Immigration and the Social Science Echo Chamber
Surely an organisation like this, which researches and aims to accurately interpret attitudes to immigration, could be relied upon for accuracy?

The book is not without merit. It is clearly and accessibly written and packed with relevant research findings. De Haas is at his strongest when emphasising that demand for labour often drives migration. People often leave their countries of origin in search of better salaries elsewhere. As De Haas points out, in many such cases, multiple actors benefit economically from this: the migrants; their countries of origin (because they send remittances); their employers; and consumers, who get cheaper services—since, De Haas argues, Western societies cannot pay early retirement pensions, maximise economic growth, and provide cheap services if they drastically limit immigration.

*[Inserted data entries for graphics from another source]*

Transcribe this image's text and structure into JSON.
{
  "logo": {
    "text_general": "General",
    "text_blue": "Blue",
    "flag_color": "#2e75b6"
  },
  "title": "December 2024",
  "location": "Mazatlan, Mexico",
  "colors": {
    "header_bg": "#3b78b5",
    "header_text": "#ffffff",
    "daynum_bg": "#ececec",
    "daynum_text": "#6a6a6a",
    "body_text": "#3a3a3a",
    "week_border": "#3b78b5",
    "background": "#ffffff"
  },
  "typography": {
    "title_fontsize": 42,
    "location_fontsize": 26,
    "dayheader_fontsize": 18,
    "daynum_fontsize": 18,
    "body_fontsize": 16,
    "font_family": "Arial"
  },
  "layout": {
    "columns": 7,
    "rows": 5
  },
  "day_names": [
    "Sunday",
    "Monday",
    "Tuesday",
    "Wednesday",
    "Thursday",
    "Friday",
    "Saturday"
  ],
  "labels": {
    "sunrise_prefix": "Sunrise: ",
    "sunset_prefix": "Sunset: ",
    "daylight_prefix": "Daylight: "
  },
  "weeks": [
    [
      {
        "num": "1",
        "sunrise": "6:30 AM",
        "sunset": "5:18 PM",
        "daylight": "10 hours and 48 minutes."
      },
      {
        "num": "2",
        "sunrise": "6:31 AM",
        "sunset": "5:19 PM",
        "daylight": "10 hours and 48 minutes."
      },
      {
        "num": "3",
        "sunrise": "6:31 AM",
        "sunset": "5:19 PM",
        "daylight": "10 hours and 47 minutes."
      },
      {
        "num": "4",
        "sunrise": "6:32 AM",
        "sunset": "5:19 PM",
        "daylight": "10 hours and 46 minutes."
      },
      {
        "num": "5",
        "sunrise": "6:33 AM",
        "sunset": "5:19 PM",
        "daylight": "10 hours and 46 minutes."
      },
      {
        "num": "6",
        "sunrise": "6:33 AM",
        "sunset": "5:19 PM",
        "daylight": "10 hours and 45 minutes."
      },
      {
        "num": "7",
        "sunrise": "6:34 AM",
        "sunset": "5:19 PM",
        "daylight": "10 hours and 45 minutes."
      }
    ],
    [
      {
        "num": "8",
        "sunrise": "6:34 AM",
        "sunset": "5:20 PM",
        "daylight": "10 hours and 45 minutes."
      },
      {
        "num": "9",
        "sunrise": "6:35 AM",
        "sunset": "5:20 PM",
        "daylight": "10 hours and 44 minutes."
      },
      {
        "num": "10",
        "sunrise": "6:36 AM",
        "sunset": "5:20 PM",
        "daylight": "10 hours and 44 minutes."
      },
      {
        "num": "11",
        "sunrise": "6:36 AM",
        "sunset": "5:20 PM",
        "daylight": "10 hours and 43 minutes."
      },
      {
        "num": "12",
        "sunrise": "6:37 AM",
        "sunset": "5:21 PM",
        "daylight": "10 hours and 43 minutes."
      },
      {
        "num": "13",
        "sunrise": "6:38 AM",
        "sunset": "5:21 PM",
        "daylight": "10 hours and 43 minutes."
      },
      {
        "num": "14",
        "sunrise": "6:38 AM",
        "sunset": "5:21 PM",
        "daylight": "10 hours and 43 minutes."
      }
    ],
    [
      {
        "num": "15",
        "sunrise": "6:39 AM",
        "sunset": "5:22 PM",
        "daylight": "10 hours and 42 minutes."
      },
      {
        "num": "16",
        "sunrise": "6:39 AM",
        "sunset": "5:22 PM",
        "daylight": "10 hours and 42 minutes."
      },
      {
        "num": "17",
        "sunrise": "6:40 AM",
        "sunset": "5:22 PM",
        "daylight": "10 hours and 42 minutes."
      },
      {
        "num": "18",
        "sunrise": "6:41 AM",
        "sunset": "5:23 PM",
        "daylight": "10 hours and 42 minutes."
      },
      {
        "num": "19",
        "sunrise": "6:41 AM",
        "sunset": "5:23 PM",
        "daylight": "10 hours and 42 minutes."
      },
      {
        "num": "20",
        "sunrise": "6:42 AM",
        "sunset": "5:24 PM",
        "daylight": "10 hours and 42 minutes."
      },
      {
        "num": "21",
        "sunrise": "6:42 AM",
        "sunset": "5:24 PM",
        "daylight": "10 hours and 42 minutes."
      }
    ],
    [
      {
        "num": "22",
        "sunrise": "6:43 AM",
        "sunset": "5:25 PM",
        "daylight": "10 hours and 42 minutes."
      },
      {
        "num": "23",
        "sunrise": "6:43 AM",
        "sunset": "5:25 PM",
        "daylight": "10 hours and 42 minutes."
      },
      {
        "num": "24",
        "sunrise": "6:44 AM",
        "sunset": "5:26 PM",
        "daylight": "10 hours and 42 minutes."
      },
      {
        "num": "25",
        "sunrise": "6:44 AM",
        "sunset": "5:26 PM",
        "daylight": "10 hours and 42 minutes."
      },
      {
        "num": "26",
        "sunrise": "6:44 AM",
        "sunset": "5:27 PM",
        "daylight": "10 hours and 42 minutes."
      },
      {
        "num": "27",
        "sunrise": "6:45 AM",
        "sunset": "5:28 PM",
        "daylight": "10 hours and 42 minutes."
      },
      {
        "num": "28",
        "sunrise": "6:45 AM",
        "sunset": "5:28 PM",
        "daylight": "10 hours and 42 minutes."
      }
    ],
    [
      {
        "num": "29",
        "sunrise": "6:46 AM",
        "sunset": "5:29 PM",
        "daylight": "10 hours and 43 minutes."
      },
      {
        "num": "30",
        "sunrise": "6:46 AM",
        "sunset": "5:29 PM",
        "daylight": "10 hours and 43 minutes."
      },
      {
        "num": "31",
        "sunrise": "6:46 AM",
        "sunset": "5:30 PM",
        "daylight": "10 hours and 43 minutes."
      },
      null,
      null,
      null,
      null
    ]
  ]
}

As De Haas points out, this presents a dilemma for the Right. Right-wing parties often present themselves as hardliners on immigration, but in practice, most right-wing parties continue to permit high levels of immigration because of the economic interests involved and the influence of powerful employer lobbies. De Haas maintains that the wealthy reap more of the benefits of immigration, while the poor bear more of the costs. I would argue that this can push disappointed working-class voters, who want a more restrictive policy, towards more radical and far-right parties.

Yet the book’s central theme is that we should not worry unduly about immigration. Immigration, the author reassures us, “is literally of all times” and is not happening at a particularly high level or fast rate today, nor does it pose a threat to social cohesion. Besides, De Haas writes, it is impossible to restrict immigration anyway: “Immigration is not something that can be turned on and off like a tap.” In fact, “border restrictions produce more immigration.” The widespread opposition to immigration should largely be disregarded as the result of either “sensationalist media reporting and political fearmongering” or of politicians using immigrants as scapegoats to divert attention from other economic and social problems.

Anyone who has been following leftist discourse about immigration for any length of time will recognise this narrative. It is an all-too-familiar tale. And it urgently needs a rebuttal.